Bipolar disorder (BD) is a mental illness marked by extreme shifts in mood ranging from manic to depressive states [1, 2]. Bipolar disorder is the 6th leading cause of disability [3] among the non-communicable diseases and various studies estimate the prevalence to be between 1-2% [4, 5]. BD affects over 54 million people worldwide [6] and is associated with high levels of morbidity and mortality [7]. BD has an estimated 4.4 – 10.3 (7%) disability-adjusted life years (DALYs), making it the 7th leading cause of years of life lost (YLL) and years lived with disability (YLD)[8]. In Africa, the lifetime prevalence of bipolar spectrum disorders based on surveys done in Egypt and Nigeria was found to be between 0.1% and 0.6% [9]. Bipolar disorder has a chronic course characterized by frequent and recurrent episodes and this chronicity causes significant impairment in functioning [10-13] and a considerable amount of disability even after remission of symptoms [14-16]. Estimates show that 25-50 % of patients with bipolar disorder attempt suicide in their lifetime while about 15-19% commit suicide [17].
Previous studies show that the quality of life ( QoL) of patients with BD is poorer compared to the general population [18, 19]. According to the World Health Organization (WHO), quality of life is a constellation of different factors in relation to an individual and their environment including how they perceive their position in society in the context of their culture, their goals, expectations and concerns [20]. Health related quality of life comprises of different aspects of life including psychological, social and physical functioning and improved health related QoL is a good indicator of improved functioning for people with bipolar disorder and other chronic conditions [21, 22]. Presence of depressive symptoms and illicit drug use among people with bipolar disorder are associated with worsened quality of life [23, 24]. Additionally presence of psychotic symptoms during a manic episode is associated with slow recovery and high relapse rates which affect functionality [25, 26]. People with bipolar disorder experience compromised quality of life with profound impact on different domains including education, work productivity and intimate relationships [21, 27]. Impaired quality of life has been reported to persist even when patients are in remission [28-30]. At individual level, there is a significant alteration of one's cognition, sleeping patterns, impairment in occupational functioning and disturbance in interactions with family and friends [31, 32].
BD negatively impacts health-seeking behaviors and the treatment outcomes which in turn affects the individuals' ability to function properly in society [33, 34]. Moreover, when bipolar disorder starts early in life it causes poorer global functioning, higher rates of academic failure, poor interpersonal relationships and a high risk of suicide attempts [35, 36]. There is a high rate of marital dysfunction in patients with BD, including hyper and hypo-sexuality, promiscuity, lack of self-control and misuse of family assets, and as a result, the rate of divorce is high among couples where a spouse has bipolar disorder [37]. Divorce and separation are more common among people with bipolar disorder than in the general population [38-40]. Furthermore, BD is highly comorbid with other medical conditions like cardiovascular diseases, HIV and other psychiatric disorders like anxiety disorders, alcohol and drug abuse [41, 42], which further affect the QoL of the affected individuals.
Several factors have been shown to contribute to the decline in functioning among people with bipolar disorder including lack of social support and poor health-seeking behaviour [29, 43]. In sub-Sahara Africa, the quality of life of patients with bipolar disorder may be worse given the numerous challenges encountered in the management and support of individuals with mental illness [44, 45]. For example, in Uganda, with a population of approximately 40 million people [46], there are less than 30 psychiatrists, meaning that for every 1.3 million people, there is one psychiatrist.
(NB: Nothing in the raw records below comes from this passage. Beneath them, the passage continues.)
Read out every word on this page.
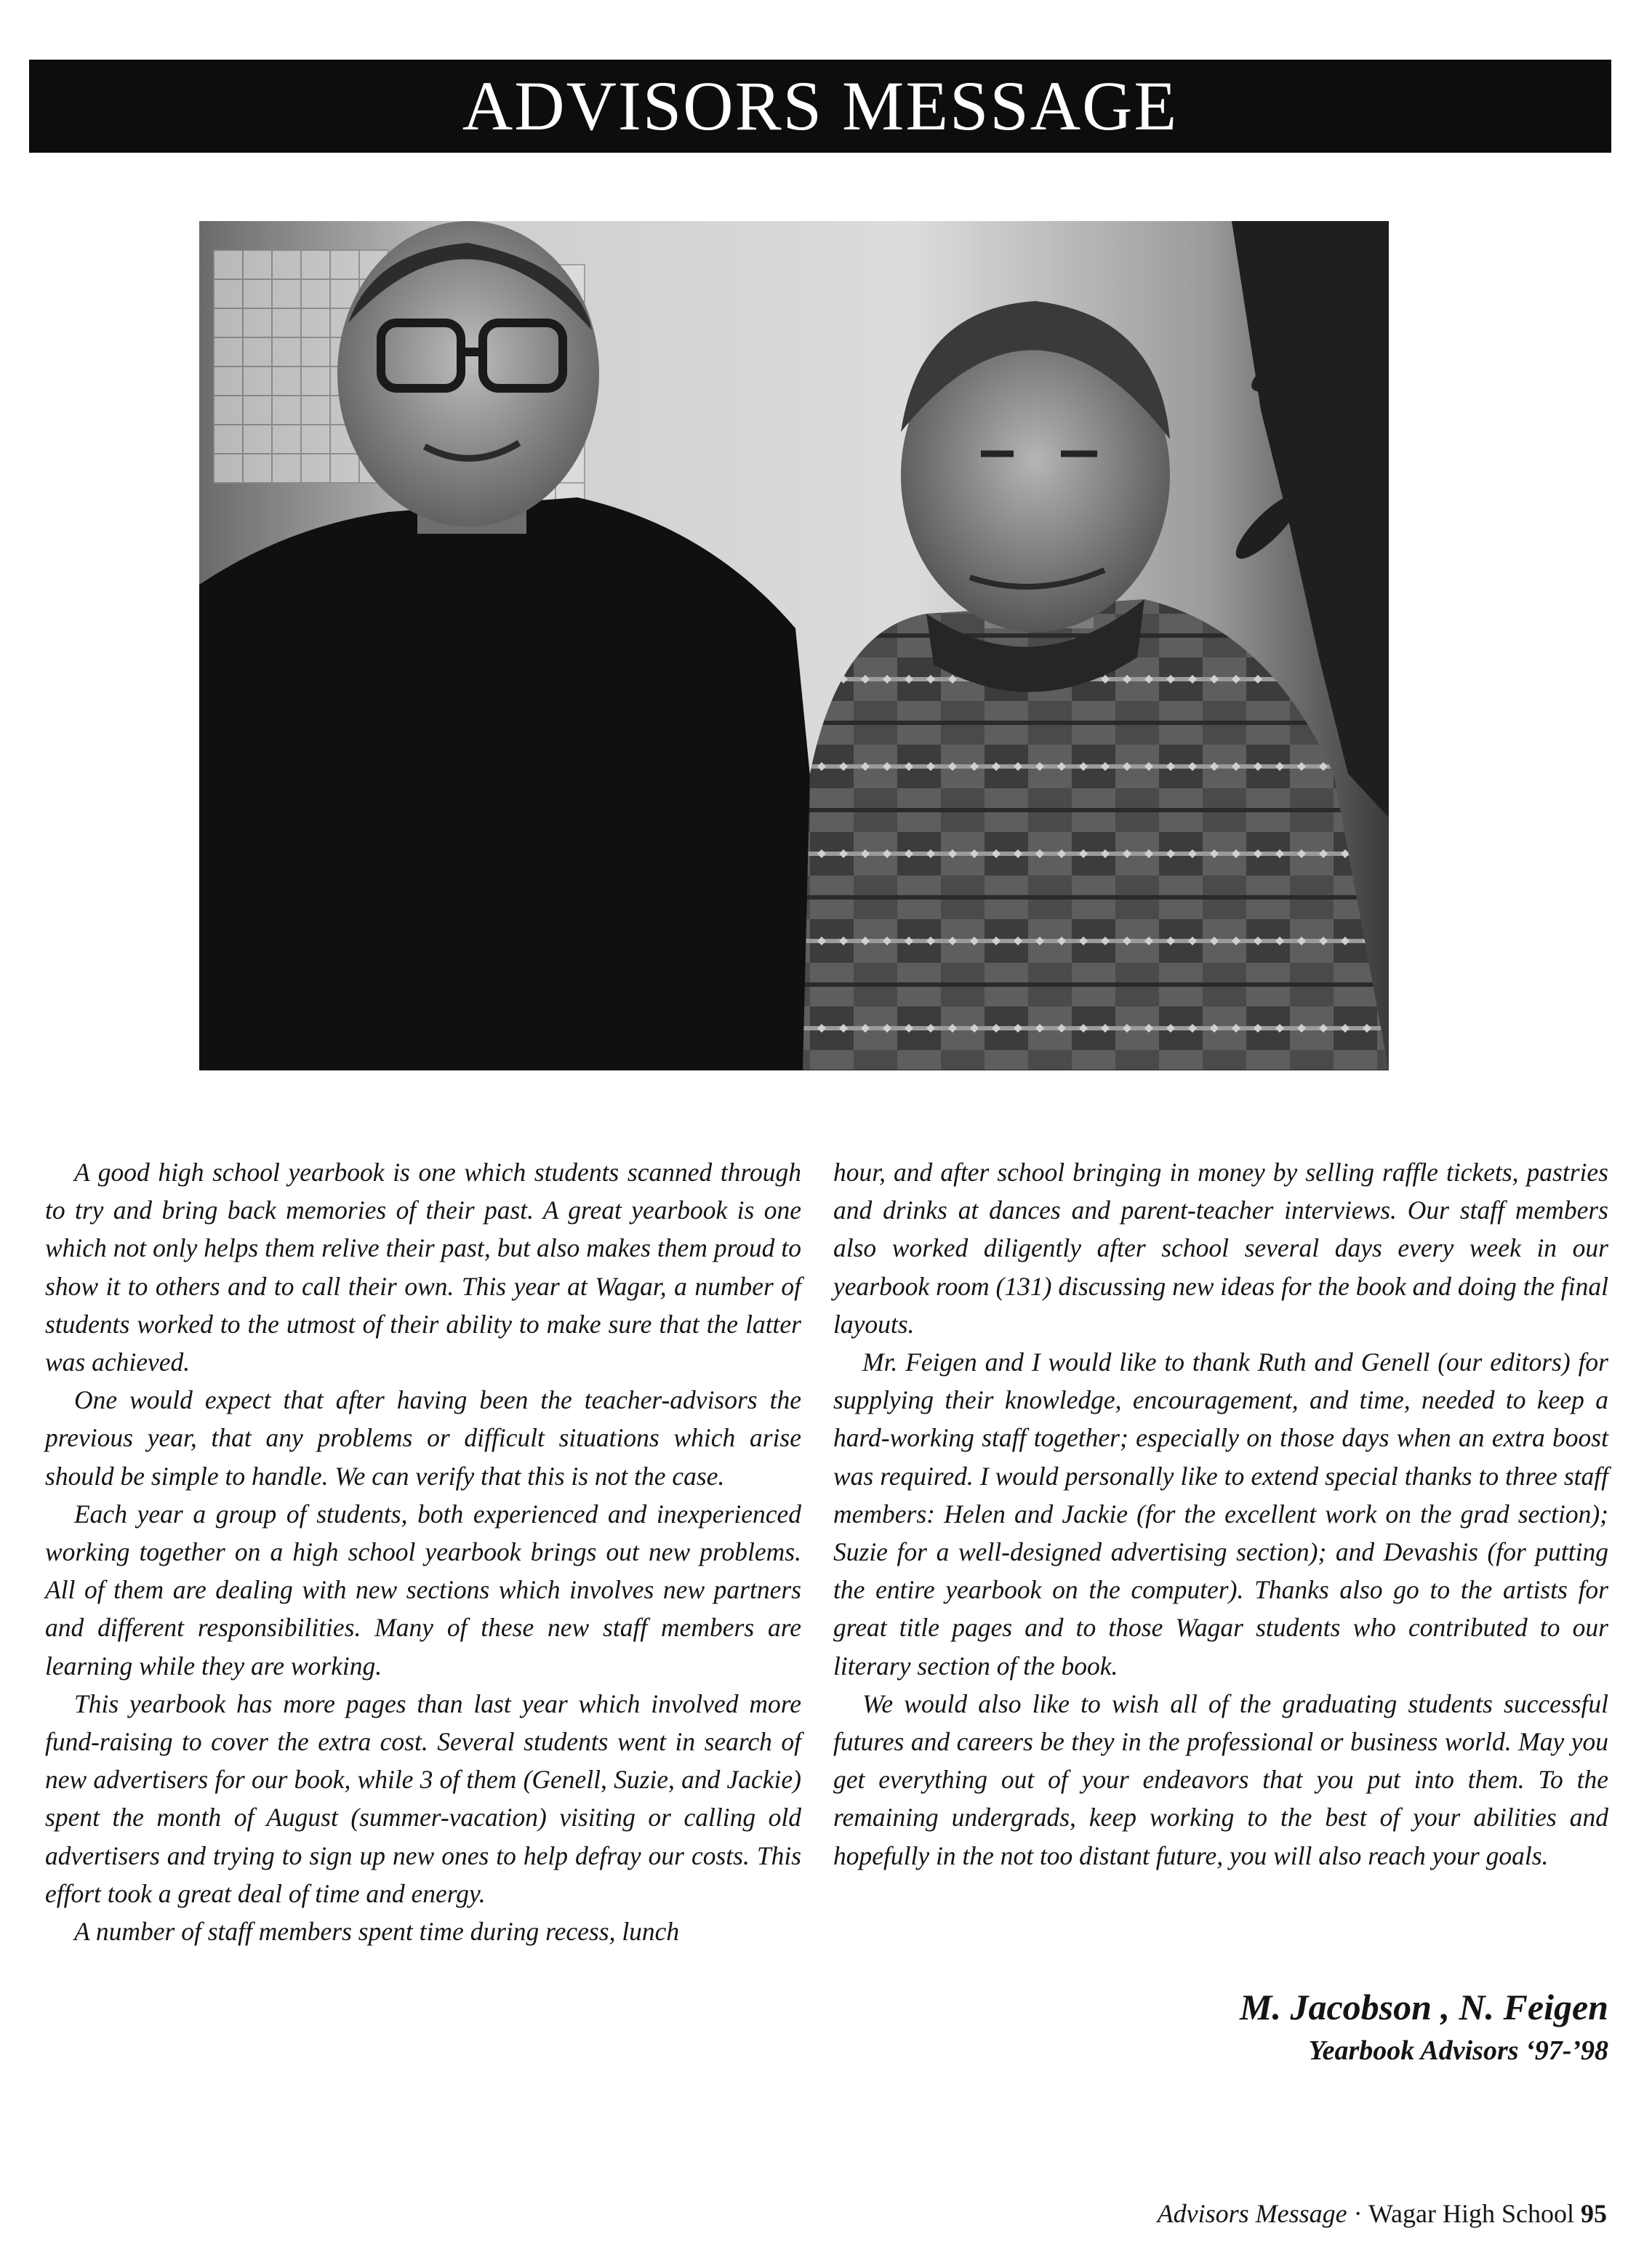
ADVISORS MESSAGE

A good high school yearbook is one which students scanned through to try and bring back memories of their past. A great yearbook is one which not only helps them relive their past, but also makes them proud to show it to others and to call their own. This year at Wagar, a number of students worked to the utmost of their ability to make sure that the latter was achieved.

One would expect that after having been the teacher-advisors the previous year, that any problems or difficult situations which arise should be simple to handle. We can verify that this is not the case.

Each year a group of students, both experienced and inexperienced working together on a high school yearbook brings out new problems. All of them are dealing with new sections which involves new partners and different responsibilities. Many of these new staff members are learning while they are working.

This yearbook has more pages than last year which involved more fund-raising to cover the extra cost. Several students went in search of new advertisers for our book, while 3 of them (Genell, Suzie, and Jackie) spent the month of August (summer-vacation) visiting or calling old advertisers and trying to sign up new ones to help defray our costs. This effort took a great deal of time and energy.

A number of staff members spent time during recess, lunch

hour, and after school bringing in money by selling raffle tickets, pastries and drinks at dances and parent-teacher interviews. Our staff members also worked diligently after school several days every week in our yearbook room (131) discussing new ideas for the book and doing the final layouts.

Mr. Feigen and I would like to thank Ruth and Genell (our editors) for supplying their knowledge, encouragement, and time, needed to keep a hard-working staff together; especially on those days when an extra boost was required. I would personally like to extend special thanks to three staff members: Helen and Jackie (for the excellent work on the grad section); Suzie for a well-designed advertising section); and Devashis (for putting the entire yearbook on the computer). Thanks also go to the artists for great title pages and to those Wagar students who contributed to our literary section of the book.

We would also like to wish all of the graduating students successful futures and careers be they in the professional or business world. May you get everything out of your endeavors that you put into them. To the remaining undergrads, keep working to the best of your abilities and hopefully in the not too distant future, you will also reach your goals.

M. Jacobson , N. Feigen
Yearbook Advisors ‘97-’98
Advisors Message · Wagar High School 95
The country’s economic situation and social support system, which leaves many people unemployed with minimal education, causes a further decrement in the quality of life of people with bipolar disorder [47]. Despite the negative impact that BD has on the social and psychological functioning of the affected individuals and their QoL, the health-related quality of life of patients with bipolar disorder in Uganda is not well established. The aim of this study was to determine the health-related quality of life and the factors associated among patients with Bipolar disorder in rural southwestern Uganda.